本来两个人都安分守己地躺在自己的那一边,但谷麦翻了好几次身,许衍生终究忍不住开口:“还不睡?明天不是要早起?”
谷麦无奈坐起身:“我认床。”
许衍生想,多睡几次就没这毛病了。
他摸她后背,却发现她薄衫染汗:“你很热?”
“我很烦。”
谷麦忍不住开口。
许衍生愣了一秒:“烦什么?”
“不喜欢现在这样的状态,没劲透了。”
许衍生想了一会儿明白她意有所指:“我不介意你和他见面,别让我看见就行。”
他酸溜溜的,“眼不见为净。”
谷麦听他这么说,心里开朗了些:“你不会不开心?”
“不会。”
许衍生忽然意识到这是他说点什么的最佳时候,“也没资格不开心。”
果然谷麦问了:“为什么?”
许衍生其实也睡不着,他的心里仍然有一根不吐不快的小刺,他想了想:“今天下午我花了40万,前阵子花了10万,一共50万。”
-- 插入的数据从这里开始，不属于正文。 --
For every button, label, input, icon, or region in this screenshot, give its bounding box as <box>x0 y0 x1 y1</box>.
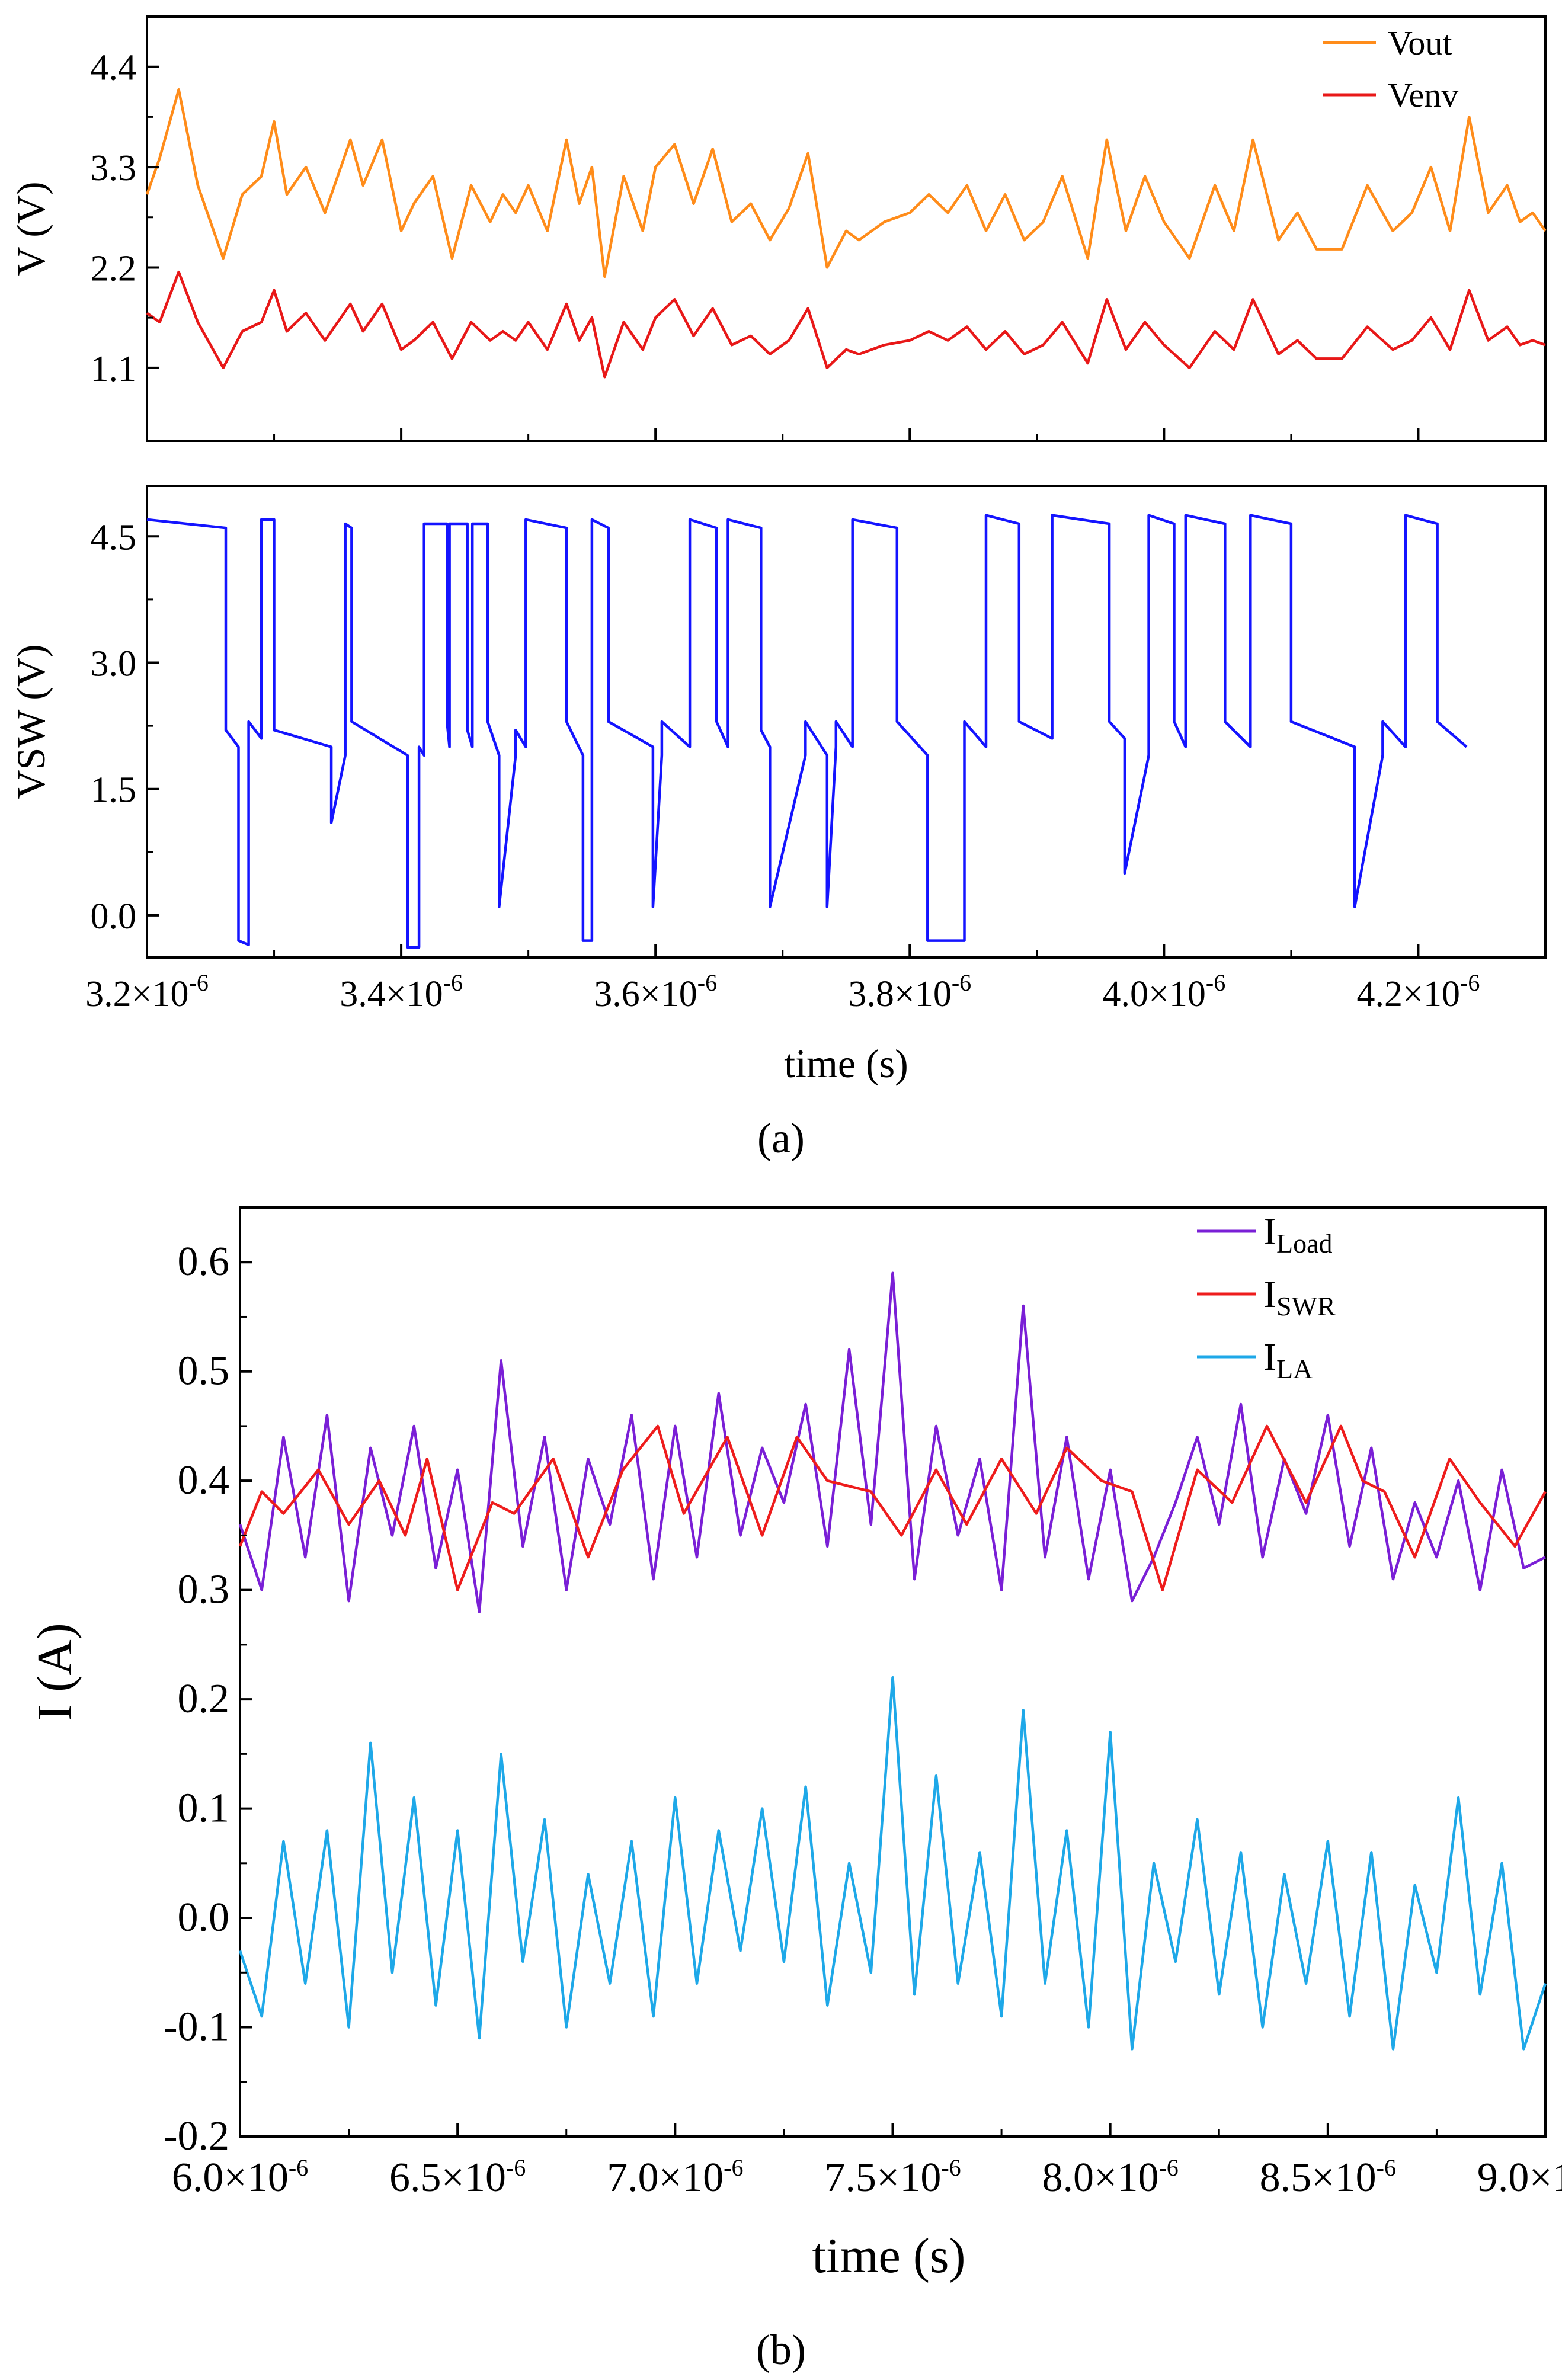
y-axis-label-voltage: V (V) <box>8 181 53 276</box>
legend-voltage: Vout Venv <box>1323 24 1458 114</box>
legend-label-iload-sub: Load <box>1276 1228 1333 1258</box>
x-tick-label: 3.2×10-6 <box>85 969 209 1014</box>
x-tick-exponent: -6 <box>724 2154 743 2181</box>
legend-label-venv: Venv <box>1388 76 1458 114</box>
panel-vsw: 0.01.53.04.53.2×10-6 3.4×10-6 3.6×10-6 3.8×… <box>8 485 1547 1086</box>
y-tick-label: 2.2 <box>91 248 137 289</box>
y-tick-label: 1.5 <box>91 770 137 811</box>
x-tick-mantissa: 6.5×10 <box>389 2155 506 2200</box>
y-tick-label: 0.1 <box>178 1786 230 1831</box>
legend-label-iswr-main: I <box>1263 1273 1276 1316</box>
legend-label-ila: ILA <box>1263 1335 1313 1384</box>
legend-label-iload: ILoad <box>1263 1210 1333 1258</box>
x-tick-mantissa: 4.0×10 <box>1102 974 1205 1014</box>
plot-frame-vsw <box>146 485 1547 959</box>
series-group-voltage <box>145 88 1547 379</box>
series-line-vout <box>145 88 1547 278</box>
series-line-load <box>238 1271 1547 1613</box>
x-tick-label: 6.5×10-6 <box>389 2154 526 2200</box>
series-line-venv <box>146 270 1546 379</box>
y-tick-label: 0.4 <box>178 1458 230 1503</box>
y-tick-label: 0.0 <box>178 1895 230 1940</box>
x-tick-mantissa: 6.0×10 <box>172 2155 289 2200</box>
x-tick-exponent: -6 <box>1460 969 1480 996</box>
ticks-current: -0.2-0.10.00.10.20.30.40.50.66.0×10-6 6.5… <box>164 1239 1562 2200</box>
series-line-vsw <box>146 514 1468 949</box>
panel-current: -0.2-0.10.00.10.20.30.40.50.66.0×10-6 6.5… <box>27 1206 1562 2283</box>
panel-voltage: 1.1 2.2 3.3 4.4 V (V) Vout Venv <box>8 15 1547 442</box>
x-tick-exponent: -6 <box>697 969 717 996</box>
x-tick-mantissa: 3.8×10 <box>848 974 951 1014</box>
x-tick-exponent: -6 <box>443 969 463 996</box>
x-tick-label: 7.0×10-6 <box>607 2154 743 2200</box>
ticks-vsw: 0.01.53.04.53.2×10-6 3.4×10-6 3.6×10-6 3.8×… <box>85 517 1547 1014</box>
x-tick-mantissa: 7.5×10 <box>824 2155 941 2200</box>
legend-label-iswr: ISWR <box>1263 1273 1336 1321</box>
y-tick-label: 1.1 <box>91 349 137 389</box>
legend-label-vout: Vout <box>1388 24 1452 62</box>
x-tick-exponent: -6 <box>952 969 971 996</box>
x-tick-label: 8.0×10-6 <box>1042 2154 1179 2200</box>
y-tick-label: 4.5 <box>91 517 137 558</box>
y-tick-label: -0.2 <box>164 2113 229 2159</box>
legend-current: ILoad ISWR ILA <box>1197 1210 1336 1384</box>
y-tick-label: 3.3 <box>91 148 137 188</box>
series-group-current <box>238 1271 1547 2051</box>
caption-b: (b) <box>756 2326 806 2373</box>
y-axis-label-current: I (A) <box>27 1623 82 1721</box>
y-tick-label: 0.2 <box>178 1676 230 1722</box>
x-tick-label: 4.2×10-6 <box>1357 969 1480 1014</box>
y-tick-label: 0.5 <box>178 1348 230 1394</box>
series-line-swr <box>238 1424 1547 1591</box>
legend-label-iload-main: I <box>1263 1210 1276 1253</box>
x-tick-exponent: -6 <box>941 2154 961 2181</box>
y-tick-label: 0.0 <box>91 896 137 937</box>
x-tick-mantissa: 8.0×10 <box>1042 2155 1159 2200</box>
x-tick-mantissa: 8.5×10 <box>1260 2155 1377 2200</box>
x-tick-mantissa: 4.2×10 <box>1357 974 1460 1014</box>
legend-label-iswr-sub: SWR <box>1276 1291 1336 1321</box>
x-tick-exponent: -6 <box>289 2154 308 2181</box>
legend-label-ila-main: I <box>1263 1335 1276 1379</box>
y-tick-label: -0.1 <box>164 2004 229 2050</box>
series-group-vsw <box>146 514 1468 949</box>
x-tick-label: 9.0×10-6 <box>1477 2154 1562 2200</box>
legend-label-ila-sub: LA <box>1276 1354 1313 1384</box>
y-tick-label: 0.3 <box>178 1567 230 1613</box>
y-axis-label-vsw: VSW (V) <box>8 644 53 799</box>
x-tick-exponent: -6 <box>1158 2154 1178 2181</box>
y-tick-label: 0.6 <box>178 1239 230 1285</box>
x-tick-label: 3.4×10-6 <box>340 969 463 1014</box>
x-tick-label: 7.5×10-6 <box>824 2154 961 2200</box>
x-tick-mantissa: 3.2×10 <box>85 974 188 1014</box>
caption-a: (a) <box>757 1114 805 1162</box>
x-tick-mantissa: 7.0×10 <box>607 2155 724 2200</box>
x-axis-label-vsw: time (s) <box>784 1041 908 1086</box>
y-tick-label: 3.0 <box>91 644 137 684</box>
x-tick-label: 3.8×10-6 <box>848 969 971 1014</box>
x-axis-label-current: time (s) <box>812 2228 966 2283</box>
ticks-voltage: 1.1 2.2 3.3 4.4 <box>91 48 1547 441</box>
x-tick-label: 8.5×10-6 <box>1260 2154 1396 2200</box>
x-tick-exponent: -6 <box>189 969 209 996</box>
x-tick-exponent: -6 <box>1377 2154 1396 2181</box>
x-tick-label: 4.0×10-6 <box>1102 969 1225 1014</box>
x-tick-exponent: -6 <box>1206 969 1225 996</box>
x-tick-mantissa: 3.6×10 <box>594 974 697 1014</box>
x-tick-label: 6.0×10-6 <box>172 2154 308 2200</box>
x-tick-mantissa: 9.0×10 <box>1477 2155 1562 2200</box>
y-tick-label: 4.4 <box>91 48 137 88</box>
x-tick-exponent: -6 <box>506 2154 526 2181</box>
x-tick-mantissa: 3.4×10 <box>340 974 443 1014</box>
x-tick-label: 3.6×10-6 <box>594 969 717 1014</box>
series-line-la <box>238 1676 1547 2051</box>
谷麦的心忽然拧起来,她不觉得许衍生是想告诉她他买了一辆车或者一只名表或者其他什么:“为什么花这些钱?”
许衍生先问:“你会生气吗?”
谷麦不笨,直觉想到一定是为女人,否则怎么会问她生气与否。
这个真是一个傻问题,既然他认为她会生气,那么这个理由大概率是会让人生气的。
只不过,具体原因是什么,这个理由又在不在她的可承受范围内,她真不知道。
她斟酌着:“我不太确定我会不会生气,但是,你还是说吧。”
否则好奇心杀死猫。
许衍生缓缓选择着合适的词汇:“我以前和一个女的在一起过,但不是男女朋友关系。”
谷麦马上猜测:“一夜情?”
她又马上急着确认,“你说的以前,是在我之前?”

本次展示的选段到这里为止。